Joachim's concert activity in Europe and England continued steadily throughout his career. Although he eschewed the character and role of a "traveling virtuoso," he became, at an early age, the most notable violinist of his generation (and its most distinguished teacher): an artist in whom technique, taste, intellect, and emotion were combined to a rare degree. His interpretation of the Beethoven Violin Concerto, for example, was considered definitive. He also re-edited Mendelssohn's Violin Concerto in conformity with the original manuscript; revived the works of Tartini; and established in the repertoire Bach's works for solo violin in their original form, without the accompaniments added by 19th-century "improvers." Joachim's friendships with the great composers and performers of his time are an important factor in the history of music in the 19th century, especially his association with Mendelssohn, Liszt, Robert Schumann, Clara Schumann, and Brahms. Joachim introduced the young Brahms to Liszt, and arranged the fateful meeting between Schumann and Brahms in 1853. Of his own compositions, which include works for violin and orchestra, violin and piano, and songs, only the Violin Concerto op. 11 ("Hungarian") survived. His cadenzas for the Beethoven and Brahms concertos, however, are still performed. He also wrote a violin method with A. Moser. Although Joachim had converted to Protestantism in 1855, his decision to resign from the Hanoverian service was finally brought about in 1864, when the violinist J.M. Gruen was refused tenure as a Jew (a principle which had not been observed in Joachim's case). Joachim tendered his resignation on the grounds that he "would never be able to surmount the purely personal feeling of having been enabled through my earlier conversion… to enjoy worldly advantages in the Royal Hanoverian Orchestra while the members of my race occupy a humiliating position there." His Hebraeische Melodien for viola and piano, op. 9 (1854), were inspired mainly by Schumann's enthusiasm for Byron's poems. Although Wagner thought that Joachim's break from the Liszt-Wagner circle in 1857 was due to the republication at that time of Das Judentum in der Musik in Wagner's name (it had first been published anonymously in 1850), the break was undoubtedly caused by musical considerations.

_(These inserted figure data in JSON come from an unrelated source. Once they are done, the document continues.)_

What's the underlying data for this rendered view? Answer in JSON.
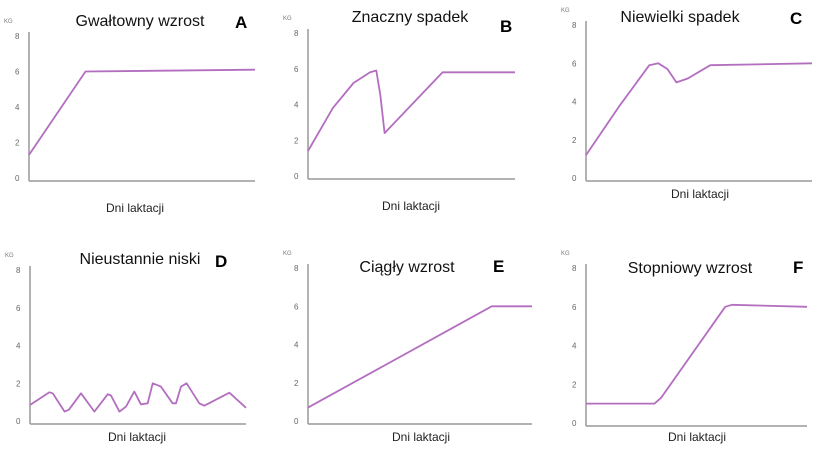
{
  "line_color": "#b36ec0",
  "chart_data": [
    {
      "type": "line",
      "id": "A",
      "title": "Gwałtowny wzrost",
      "letter": "A",
      "ylabel": "KG",
      "xlabel": "Dni laktacji",
      "ylim": [
        0,
        8
      ],
      "yticks": [
        "0",
        "2",
        "4",
        "6",
        "8"
      ],
      "grid": false,
      "x": [
        0,
        25,
        100
      ],
      "y": [
        1.3,
        6,
        6.1
      ]
    },
    {
      "type": "line",
      "id": "B",
      "title": "Znaczny spadek",
      "letter": "B",
      "ylabel": "KG",
      "xlabel": "Dni laktacji",
      "ylim": [
        0,
        8
      ],
      "yticks": [
        "0",
        "2",
        "4",
        "6",
        "8"
      ],
      "grid": false,
      "x": [
        0,
        12,
        22,
        30,
        33,
        35,
        37,
        65,
        100
      ],
      "y": [
        1.4,
        3.8,
        5.2,
        5.8,
        5.9,
        4.5,
        2.4,
        5.8,
        5.8
      ]
    },
    {
      "type": "line",
      "id": "C",
      "title": "Niewielki spadek",
      "letter": "C",
      "ylabel": "KG",
      "xlabel": "Dni laktacji",
      "ylim": [
        0,
        8
      ],
      "yticks": [
        "0",
        "2",
        "4",
        "6",
        "8"
      ],
      "grid": false,
      "x": [
        0,
        15,
        28,
        32,
        36,
        40,
        45,
        55,
        100
      ],
      "y": [
        1.2,
        3.8,
        5.9,
        6,
        5.7,
        5,
        5.2,
        5.9,
        6
      ]
    },
    {
      "type": "line",
      "id": "D",
      "title": "Nieustannie niski",
      "letter": "D",
      "ylabel": "KG",
      "xlabel": "Dni laktacji",
      "ylim": [
        0,
        8
      ],
      "yticks": [
        "0",
        "2",
        "4",
        "6",
        "8"
      ],
      "grid": false,
      "x": [
        0,
        9,
        10.5,
        16,
        18,
        23.6,
        29.8,
        36,
        37.5,
        41.4,
        44.4,
        48.3,
        51.4,
        54.5,
        56.8,
        60.6,
        66,
        67.6,
        69.9,
        72.5,
        78.4,
        80.7,
        92.3,
        100
      ],
      "y": [
        0.85,
        1.52,
        1.47,
        0.5,
        0.6,
        1.47,
        0.5,
        1.42,
        1.35,
        0.5,
        0.76,
        1.56,
        0.88,
        0.94,
        2.0,
        1.82,
        0.94,
        0.94,
        1.82,
        2.0,
        0.94,
        0.81,
        1.5,
        0.7
      ]
    },
    {
      "type": "line",
      "id": "E",
      "title": "Ciągły wzrost",
      "letter": "E",
      "ylabel": "KG",
      "xlabel": "Dni laktacji",
      "ylim": [
        0,
        8
      ],
      "yticks": [
        "0",
        "2",
        "4",
        "6",
        "8"
      ],
      "grid": false,
      "x": [
        0,
        82,
        100
      ],
      "y": [
        0.7,
        6,
        6
      ]
    },
    {
      "type": "line",
      "id": "F",
      "title": "Stopniowy wzrost",
      "letter": "F",
      "ylabel": "KG",
      "xlabel": "Dni laktacji",
      "ylim": [
        0,
        8
      ],
      "yticks": [
        "0",
        "2",
        "4",
        "6",
        "8"
      ],
      "grid": false,
      "x": [
        0,
        31,
        34,
        63,
        66,
        100
      ],
      "y": [
        1,
        1,
        1.3,
        6,
        6.1,
        6
      ]
    }
  ]
}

Hundreds of works were dedicated to Joachim, including the Schumann, Brahms, Dvorak and Bruch (nos. 1 and 3) violin concertos, Liszt's Hungarian Rhapsody no. 12, and Schumann's Fourth Symphony (second version, 1853).

Joachim's grandnieces, the sisters Adila Fachiri (d'Aranyi, 1888–1962) and Jelly E. d'Aranyi (1895–1966), were well-known violinists.


A. Moser, Joseph Joachim (Ger., 19043); J. Joachim and A. Moser (eds.), Briefe von und an Joseph Joachim, 3 vols. (1911–13); MGG, incl. bibl.; Riemann-Gurlitt, incl. bibl.; Baker, Biog Dict, incl. bibl.; Grove, Dict, incl. bibl.